Mas além da relação fluida com o cotidiano aqui, minha interação online diária com o Brasil também me permite reflexões, contrapontos com o que estou vivendo e vendo aqui. Como dizem: é preciso sair da ilha para ver a ilha.
Mas vamos lá: no dia 31.10 eu saí do meu hotel para ir comprar uma touca de lã, e fui até a Boutique do Shopping da Place d’italie. Até aí uma manhã tranquila de outono em Paris. Ao sair da loja peguei meu celular para conferir a quantidade de passos caminhados, mas fiz isto descendo a escada para a rua…. e simplesmente caí. Um tombo enorme. Os franceses dizem: vous tombé.
Após esta queda vivi um turbilhão de emoções me levantando, verificando a dor, e segui mancando com muita dificuldade, rezando para que este acidente pudesse ser mínimo como uma queda de criança amparada por seus anjos, que após um leve chorar, seguem brincando e está tudo bem. Mas não, a cada passo a dor me lembrava que sou humana e não uma personagem de filme. E que, sim, meu corpo pode sofrer efeitos maiores numa queda. E sofri. Sem saber ainda o diagnóstico tive um primeiro impacto com a gentiliza das pessoas.
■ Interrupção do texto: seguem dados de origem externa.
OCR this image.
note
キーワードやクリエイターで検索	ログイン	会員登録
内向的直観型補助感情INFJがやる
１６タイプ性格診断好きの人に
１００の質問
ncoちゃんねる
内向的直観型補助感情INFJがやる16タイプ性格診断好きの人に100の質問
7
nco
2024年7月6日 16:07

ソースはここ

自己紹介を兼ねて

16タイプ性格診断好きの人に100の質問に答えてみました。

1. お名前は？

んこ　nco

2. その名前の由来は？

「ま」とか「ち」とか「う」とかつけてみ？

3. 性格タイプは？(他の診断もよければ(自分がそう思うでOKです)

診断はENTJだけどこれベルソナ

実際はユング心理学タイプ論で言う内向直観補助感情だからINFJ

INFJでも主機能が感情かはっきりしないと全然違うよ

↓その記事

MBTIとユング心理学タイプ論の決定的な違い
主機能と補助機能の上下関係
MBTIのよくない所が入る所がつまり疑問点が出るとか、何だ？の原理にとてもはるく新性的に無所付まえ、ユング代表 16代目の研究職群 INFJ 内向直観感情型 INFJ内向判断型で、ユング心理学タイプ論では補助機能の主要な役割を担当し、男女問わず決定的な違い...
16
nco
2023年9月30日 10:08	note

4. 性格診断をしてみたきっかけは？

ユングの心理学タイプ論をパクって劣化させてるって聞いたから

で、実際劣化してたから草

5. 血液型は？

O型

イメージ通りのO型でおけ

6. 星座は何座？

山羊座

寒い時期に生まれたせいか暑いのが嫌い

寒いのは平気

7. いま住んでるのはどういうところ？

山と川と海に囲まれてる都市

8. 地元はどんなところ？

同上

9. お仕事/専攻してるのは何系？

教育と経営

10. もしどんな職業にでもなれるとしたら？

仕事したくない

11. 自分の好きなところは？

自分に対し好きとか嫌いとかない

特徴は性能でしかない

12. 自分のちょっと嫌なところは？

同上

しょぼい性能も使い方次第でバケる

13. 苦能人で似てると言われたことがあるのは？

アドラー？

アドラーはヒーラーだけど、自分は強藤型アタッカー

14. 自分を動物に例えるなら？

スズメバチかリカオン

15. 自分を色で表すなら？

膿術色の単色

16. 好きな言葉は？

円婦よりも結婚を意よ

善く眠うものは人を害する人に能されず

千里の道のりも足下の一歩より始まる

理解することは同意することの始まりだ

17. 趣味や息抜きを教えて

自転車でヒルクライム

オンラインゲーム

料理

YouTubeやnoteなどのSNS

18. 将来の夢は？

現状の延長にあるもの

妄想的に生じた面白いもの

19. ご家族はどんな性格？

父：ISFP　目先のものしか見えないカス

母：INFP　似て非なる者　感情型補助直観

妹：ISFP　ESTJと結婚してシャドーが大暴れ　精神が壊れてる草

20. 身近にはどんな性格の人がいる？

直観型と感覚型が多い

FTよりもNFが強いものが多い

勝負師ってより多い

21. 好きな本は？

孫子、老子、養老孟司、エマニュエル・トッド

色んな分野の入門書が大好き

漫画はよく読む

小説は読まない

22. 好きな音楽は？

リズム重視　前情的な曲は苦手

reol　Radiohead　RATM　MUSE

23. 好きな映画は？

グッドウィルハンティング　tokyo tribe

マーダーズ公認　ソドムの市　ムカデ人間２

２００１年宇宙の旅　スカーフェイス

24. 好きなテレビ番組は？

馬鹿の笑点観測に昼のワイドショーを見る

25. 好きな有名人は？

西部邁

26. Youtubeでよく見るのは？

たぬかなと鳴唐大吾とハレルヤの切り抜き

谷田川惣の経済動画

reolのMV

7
Senti que minha vulnerabilidade foi acolhida em um processo de civilidade e visibilidade. Senti minha existência notada para além do medo ou julgamentos que sempre senti no Brasil, ao caminhar mancando durante todo o trajeto pessoas desconhecidas me perguntava se eu precisava de ajuda. O trajeto era longo, e a cada palavra gentil eu me sentia aquecida e me permiti chorar. Um choro leve de sentimento e agradecimento ao mesmo tempo. Apesar de assustada, me abri a viver este momento de interação em um espaço púbico me sentindo notada e acolhida.
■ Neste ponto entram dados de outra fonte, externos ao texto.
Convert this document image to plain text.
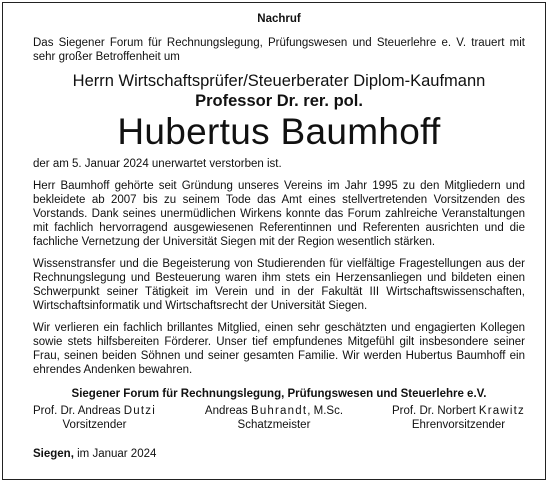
Nachruf
Das Siegener Forum für Rechnungslegung, Prüfungswesen und Steuerlehre e. V. trauert mit sehr großer Betroffenheit um
Herrn Wirtschaftsprüfer/Steuerberater Diplom-Kaufmann
Professor Dr. rer. pol.
Hubertus Baumhoff
der am 5. Januar 2024 unerwartet verstorben ist.
Herr Baumhoff gehörte seit Gründung unseres Vereins im Jahr 1995 zu den Mitgliedern und bekleidete ab 2007 bis zu seinem Tode das Amt eines stellvertretenden Vorsitzenden des Vorstands. Dank seines unermüdlichen Wirkens konnte das Forum zahlreiche Veranstaltungen mit fachlich hervorragend ausgewiesenen Referentinnen und Referenten ausrichten und die fachliche Vernetzung der Universität Siegen mit der Region wesentlich stärken.
Wissenstransfer und die Begeisterung von Studierenden für vielfältige Fragestellungen aus der Rechnungslegung und Besteuerung waren ihm stets ein Herzensanliegen und bildeten einen Schwerpunkt seiner Tätigkeit im Verein und in der Fakultät III Wirtschaftswissenschaften, Wirtschaftsinformatik und Wirtschaftsrecht der Universität Siegen.
Wir verlieren ein fachlich brillantes Mitglied, einen sehr geschätzten und engagierten Kollegen sowie stets hilfsbereiten Förderer. Unser tief empfundenes Mitgefühl gilt insbesondere seiner Frau, seinen beiden Söhnen und seiner gesamten Familie. Wir werden Hubertus Baumhoff ein ehrendes Andenken bewahren.
Siegener Forum für Rechnungslegung, Prüfungswesen und Steuerlehre e.V.
Prof. Dr. Andreas Dutzi
Vorsitzender
Andreas Buhrandt, M.Sc.
Schatzmeister
Prof. Dr. Norbert Krawitz
Ehrenvorsitzender
Siegen, im Januar 2024
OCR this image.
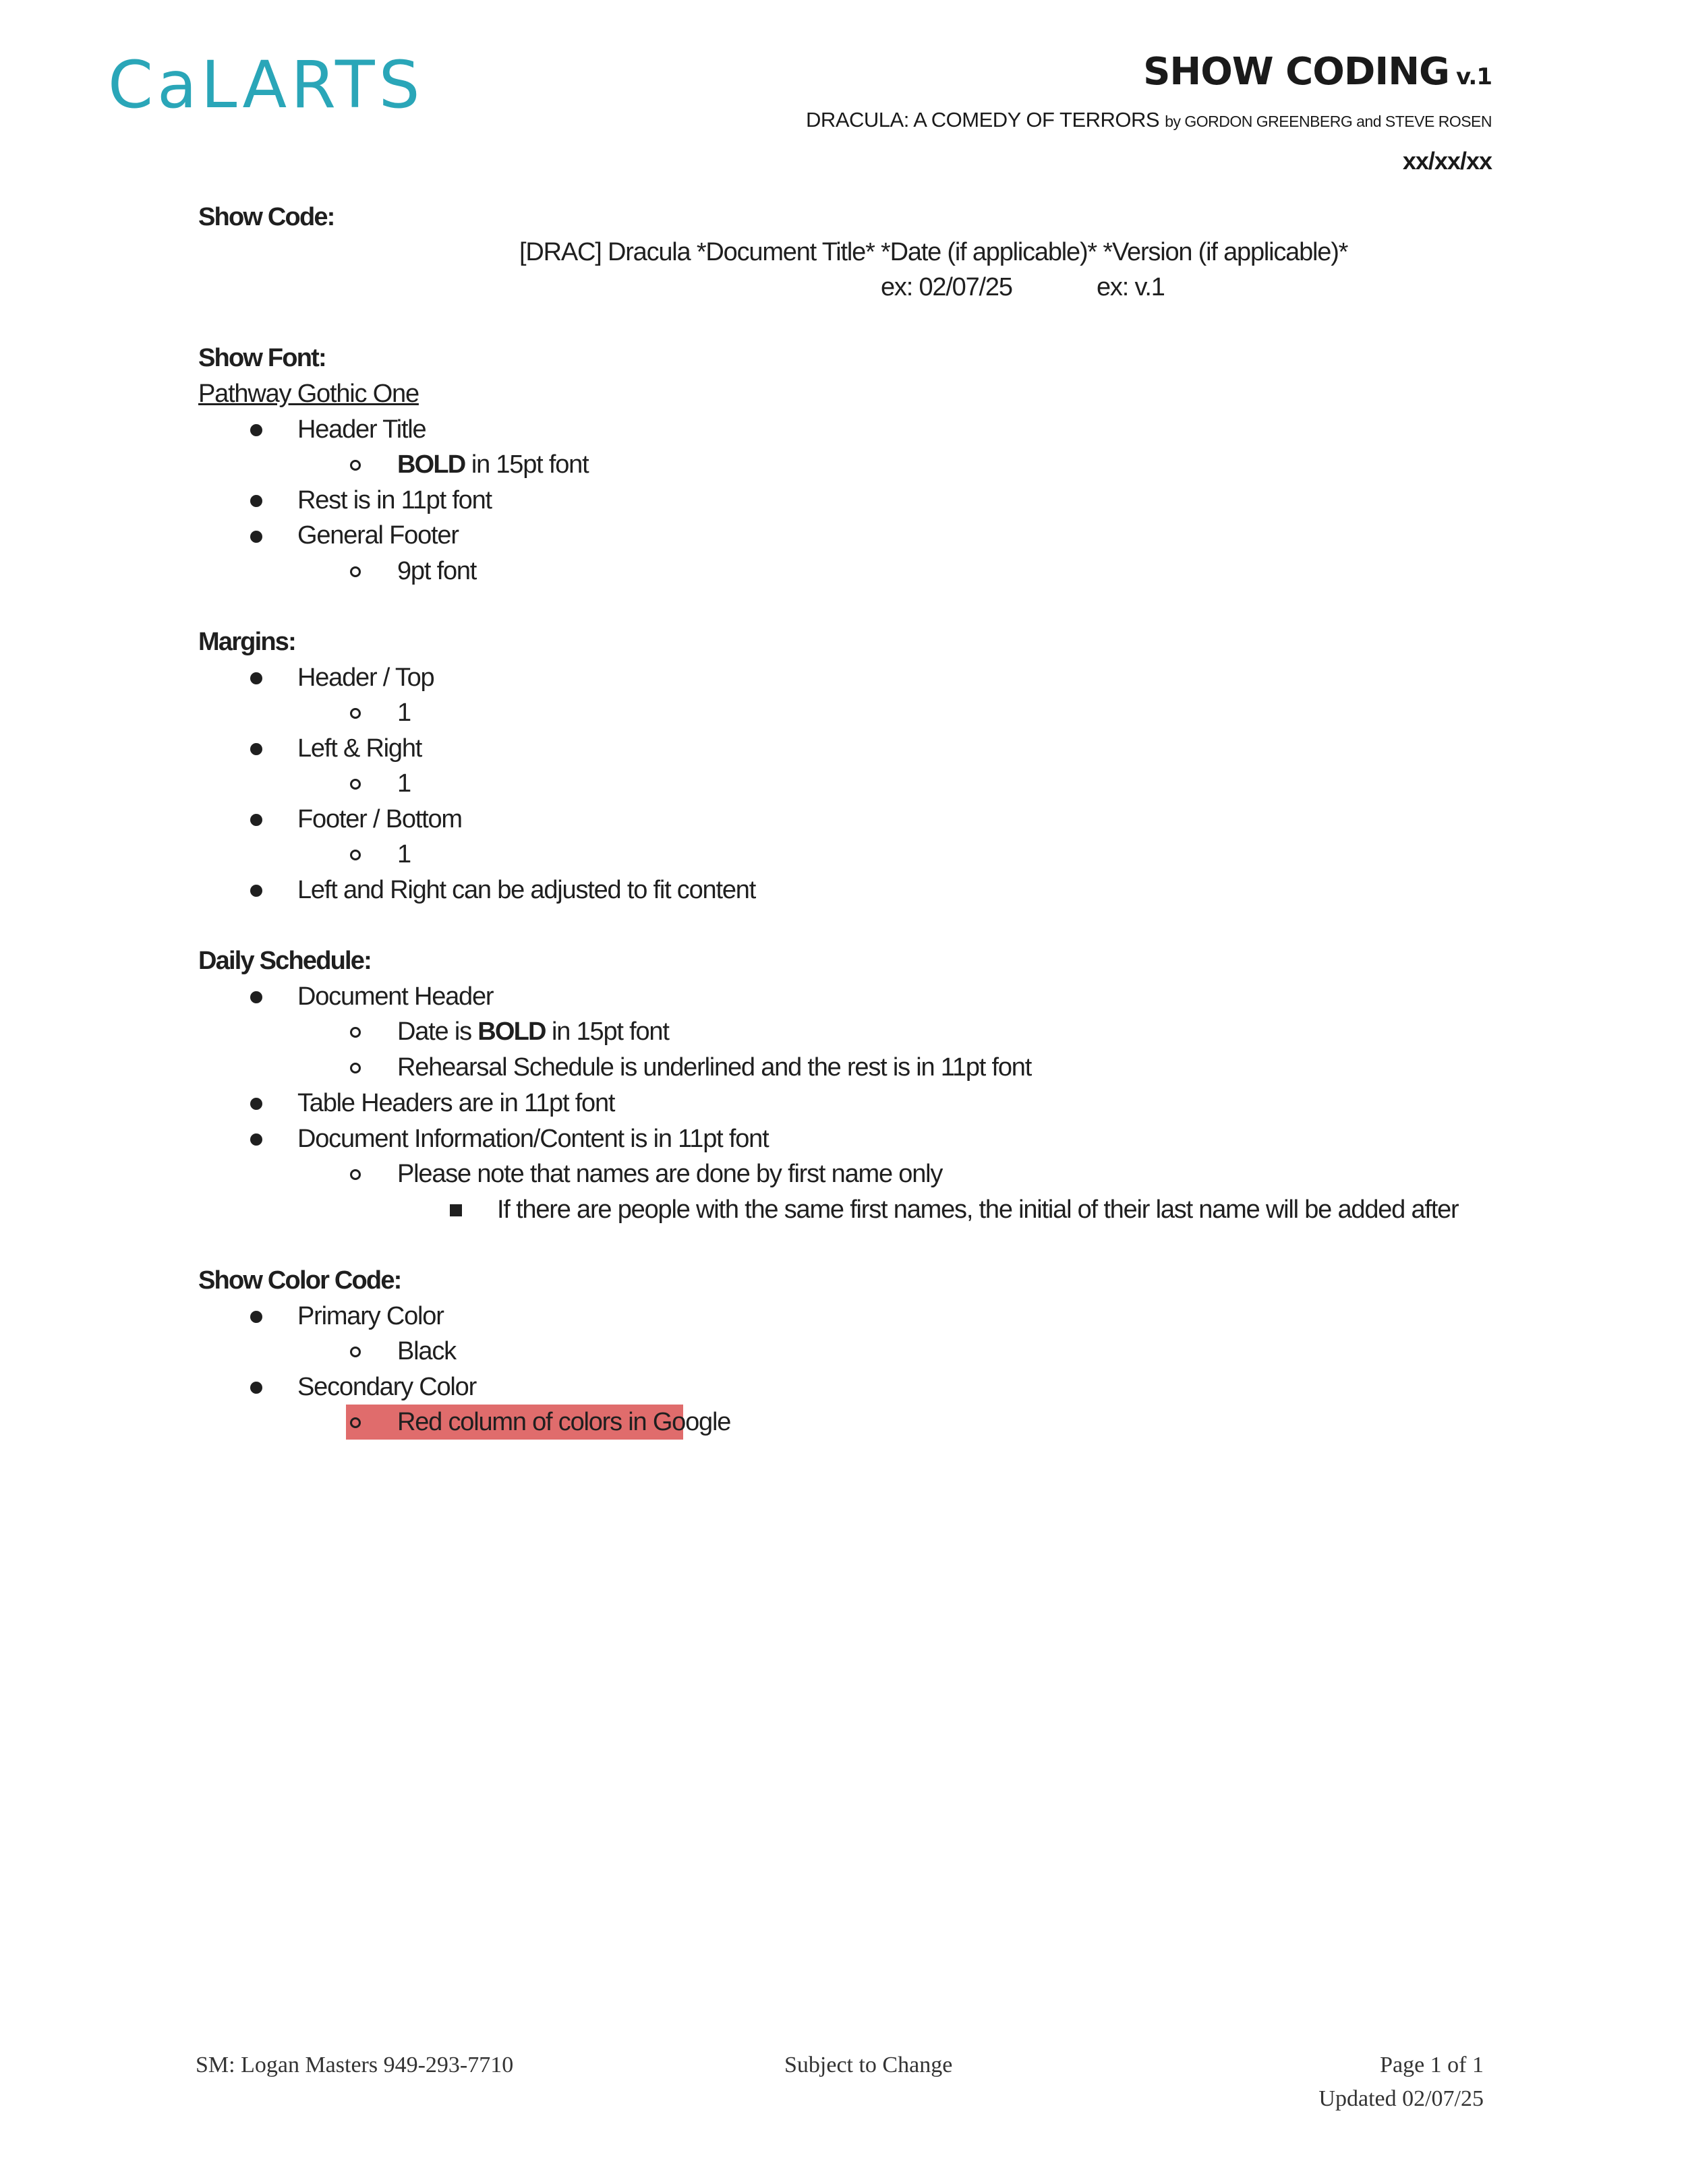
CaLARTS	SHOW CODING v.1
DRACULA: A COMEDY OF TERRORS by GORDON GREENBERG and STEVE ROSEN
xx/xx/xx
Show Code:
[DRAC] Dracula *Document Title* *Date (if applicable)* *Version (if applicable)*
ex: 02/07/25	ex: v.1
Show Font:
Pathway Gothic One
Header Title
BOLD in 15pt font
Rest is in 11pt font
General Footer
9pt font
Margins:
Header / Top
1
Left & Right
1
Footer / Bottom
1
Left and Right can be adjusted to fit content
Daily Schedule:
Document Header
Date is BOLD in 15pt font
Rehearsal Schedule is underlined and the rest is in 11pt font
Table Headers are in 11pt font
Document Information/Content is in 11pt font
Please note that names are done by first name only
If there are people with the same first names, the initial of their last name will be added after
Show Color Code:
Primary Color
Black
Secondary Color
Red column of colors in Google
SM: Logan Masters 949-293-7710	Subject to Change	Page 1 of 1
Updated 02/07/25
Mulheres negras são ensinadas a superarem a dor, a esconderem suas vulnerabilidades porque na maioria das vezes não temos com quem contar além de nós mesmas. Somos requisitadas para tudo, somos o esteio da família, e assim ninguém oferece ajuda ou suporte. Porque afinal você dá conta de tudo sozinha. Meu momento atual tem sido transformar a minha feminilidade estabelecendo outra vivência longe da dor, da autosufiência tóxica e desta desumanização. Então, ser bem cuidada, acessar meu seguro e ter amparo emocional e físico foi uma vivência nova e incrível estando em um país teoricamente longe de “casa”. Paris foi mais minha casa neste momento do que quando estou no Brasil. Primeira nota de rodapé.
E a partir disto resolvi desenrolar esta história e minha postura nas redes sociais construindo uma narrativa longe da identidade de “guerreira” e muita mais sobre este processo de abertura e flexibilidade para lidar com situações de forma positiva vivendo os encantos, sim, da viagem, mas em uma perspectiva mais real, mais intima, mais local e singular.
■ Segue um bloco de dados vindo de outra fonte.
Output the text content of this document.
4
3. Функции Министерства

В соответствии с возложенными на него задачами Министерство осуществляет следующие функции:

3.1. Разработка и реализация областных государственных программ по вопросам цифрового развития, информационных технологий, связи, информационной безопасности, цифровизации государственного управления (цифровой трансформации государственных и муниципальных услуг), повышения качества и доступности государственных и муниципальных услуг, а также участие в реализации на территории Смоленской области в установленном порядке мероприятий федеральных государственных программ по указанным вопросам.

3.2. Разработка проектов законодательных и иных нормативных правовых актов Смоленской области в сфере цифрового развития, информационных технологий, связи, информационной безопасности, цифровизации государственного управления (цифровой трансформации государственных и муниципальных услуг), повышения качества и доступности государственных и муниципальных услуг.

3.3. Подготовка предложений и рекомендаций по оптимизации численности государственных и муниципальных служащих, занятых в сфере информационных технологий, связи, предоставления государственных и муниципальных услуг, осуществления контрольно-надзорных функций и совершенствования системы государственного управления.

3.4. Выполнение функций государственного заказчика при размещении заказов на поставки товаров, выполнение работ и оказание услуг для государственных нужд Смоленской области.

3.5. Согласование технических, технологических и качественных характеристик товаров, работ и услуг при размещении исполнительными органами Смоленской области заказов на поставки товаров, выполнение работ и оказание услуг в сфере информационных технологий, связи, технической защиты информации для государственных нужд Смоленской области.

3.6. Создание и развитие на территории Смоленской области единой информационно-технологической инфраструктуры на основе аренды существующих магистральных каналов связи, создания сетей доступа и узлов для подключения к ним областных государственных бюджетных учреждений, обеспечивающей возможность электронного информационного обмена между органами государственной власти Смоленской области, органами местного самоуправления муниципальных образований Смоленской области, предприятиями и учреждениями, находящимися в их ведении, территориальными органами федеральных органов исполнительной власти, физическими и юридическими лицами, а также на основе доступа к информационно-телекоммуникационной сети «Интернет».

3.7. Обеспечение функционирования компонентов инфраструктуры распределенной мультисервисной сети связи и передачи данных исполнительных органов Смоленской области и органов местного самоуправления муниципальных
Muitas pessoas me chamaram falando de olho grande, e eu comecei a rir e pensar: se eu acreditar nisto, eu darei força para que o poder maligno do outro me impeça de viver. E neste momento tudo que desejo e preciso é viver. Viver minha viagem, minhas escolhas, minhas visões, poder viver tem sido grandioso e a chave de confirmação de que meus passos estão no caminho que desejo.
E, neste caminhar, ao olhar para a minha ilha de fora, vejo que meu jeito fora do padrão inspira alguns e pode até inquietar outros, mas isto diz mais sobre cada um do que sobre mim mesma. E me fez refletir sobre este fato: só pode cair quem está caminhando. Quem está em movimento. Quem se expõe para a vida. E esta queda mesmo séria será leve.
Nesta primeira semana aqui em Paris:
1- Resolvi me despedir do Rana pessoalmente no mesmo dia queda, pois quero seguir meu caminho e desejei felicidades para que ele siga o dele;
2- Pensei em um projeto de conteúdo lindo para 2024;
3- Dei visibilidade a questão do trabalho remoto e a construção que faço há mais de 12 anos neste sentido como publicitária, consultora e mentora.
4- E, principalmente, olhei de fora pessoas e situações do Brasil que estavam me incomodando muito por suas energias contraditórias, entre discurso e ação prática em relação à diversidade;
5- E decidi que em 2024 irei morar aqui. Ainda não sei como. Mas sei que do jeito que sou já está realizado.
Como os franceses dizem: Bon Courage (boa sorte) para mim.